Mme [W] [F] [R], qui succombe à l’instance, sera condamnée à payer à la société EOS FRANCE la somme de 400 euros au titre de l’article 700 du code civil.
Sur l’exécution provisoire
Aux termes de l’article 514 du Code de procédure civile, les décisions de première instance sont de droit exécutoires à titre provisoire à moins que la loi ou la décision rendue n’en dispose autrement.
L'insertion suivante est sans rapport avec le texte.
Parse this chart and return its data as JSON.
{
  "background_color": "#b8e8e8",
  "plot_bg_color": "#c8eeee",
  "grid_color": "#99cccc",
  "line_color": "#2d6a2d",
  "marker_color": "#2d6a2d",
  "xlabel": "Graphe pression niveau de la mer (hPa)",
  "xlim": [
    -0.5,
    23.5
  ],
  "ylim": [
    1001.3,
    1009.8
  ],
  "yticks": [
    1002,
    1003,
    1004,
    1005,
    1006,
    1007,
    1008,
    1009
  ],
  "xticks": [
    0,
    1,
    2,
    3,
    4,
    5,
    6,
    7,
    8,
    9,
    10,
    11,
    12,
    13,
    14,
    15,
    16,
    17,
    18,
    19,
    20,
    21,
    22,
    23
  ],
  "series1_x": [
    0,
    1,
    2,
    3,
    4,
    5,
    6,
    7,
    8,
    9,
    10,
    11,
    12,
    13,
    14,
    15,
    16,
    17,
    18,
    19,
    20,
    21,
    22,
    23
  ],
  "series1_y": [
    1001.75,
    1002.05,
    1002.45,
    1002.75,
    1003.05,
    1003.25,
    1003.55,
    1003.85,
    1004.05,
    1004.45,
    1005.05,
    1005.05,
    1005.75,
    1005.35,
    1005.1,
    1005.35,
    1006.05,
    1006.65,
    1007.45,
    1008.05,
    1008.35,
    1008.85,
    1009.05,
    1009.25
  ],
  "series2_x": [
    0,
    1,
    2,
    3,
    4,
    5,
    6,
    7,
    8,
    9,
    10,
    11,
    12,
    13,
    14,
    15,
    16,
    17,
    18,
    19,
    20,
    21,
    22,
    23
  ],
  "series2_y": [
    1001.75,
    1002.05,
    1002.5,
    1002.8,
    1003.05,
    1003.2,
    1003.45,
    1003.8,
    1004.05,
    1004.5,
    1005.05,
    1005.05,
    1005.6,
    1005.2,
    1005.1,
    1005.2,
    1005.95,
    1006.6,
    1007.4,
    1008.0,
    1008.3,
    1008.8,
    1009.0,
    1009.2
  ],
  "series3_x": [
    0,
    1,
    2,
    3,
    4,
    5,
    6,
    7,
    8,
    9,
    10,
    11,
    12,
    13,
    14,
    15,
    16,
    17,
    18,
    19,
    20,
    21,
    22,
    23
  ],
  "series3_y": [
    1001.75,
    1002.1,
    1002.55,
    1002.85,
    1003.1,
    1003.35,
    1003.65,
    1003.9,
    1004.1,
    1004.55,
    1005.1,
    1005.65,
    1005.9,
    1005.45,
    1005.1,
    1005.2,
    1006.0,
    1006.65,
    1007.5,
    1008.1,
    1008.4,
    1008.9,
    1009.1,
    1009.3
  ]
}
En l’espèce, il convient de constater l’exécution provisoire de la présente décision.
PAR CES MOTIFS
Le tribunal, après débats en audience publique, statuant publiquement, par mise à disposition au greffe, par jugement contradictoire et en dernier ressort:
DÉCLARE recevable l’action engagée par la EOS FRANCE contre Mme [W] [F] [R];
REJETTE la demande de la EOS FRANCE tendant au constat de l’acquisition de la déchéance du terme ;
PRONONCE la résolution judiciaire du contrat de prêt personnel conclu le 31 mai 2023 entre la EOS FRANCE, d’une part, et Mme [W] [F] [R], d’autre part ;
PRONONCE la déchéance totale du droit aux intérêts au taux contractuel et au taux légal majoré de la EOS FRANCE ;
PRONONCE la déchéance totale du droit aux intérêts au taux contractuel et au taux légal de la société EOS FRANCE;
CONDAMNE Mme [W] [F] [R] à payer à la société EOS FRANCE la somme de 3005 euros ( trois mille cinq euros) au titre du contrat de crédit renouvelable, selon décompte arrêté 10 juin 2025;
CONDAMNE Mme [W] [F] [R] aux dépens ;
CONDAMNE Mme [W] [F] [R], à payer à la EOS FRANCE la somme de 400 euros au titre de l’article 700 du code de procédure civile;
CONSTATE l’exécution provisoire de la décision.
Ainsi jugé et prononcé par mise à disposition au greffe de la juridiction à [Localité 1] le 3 mars 2026.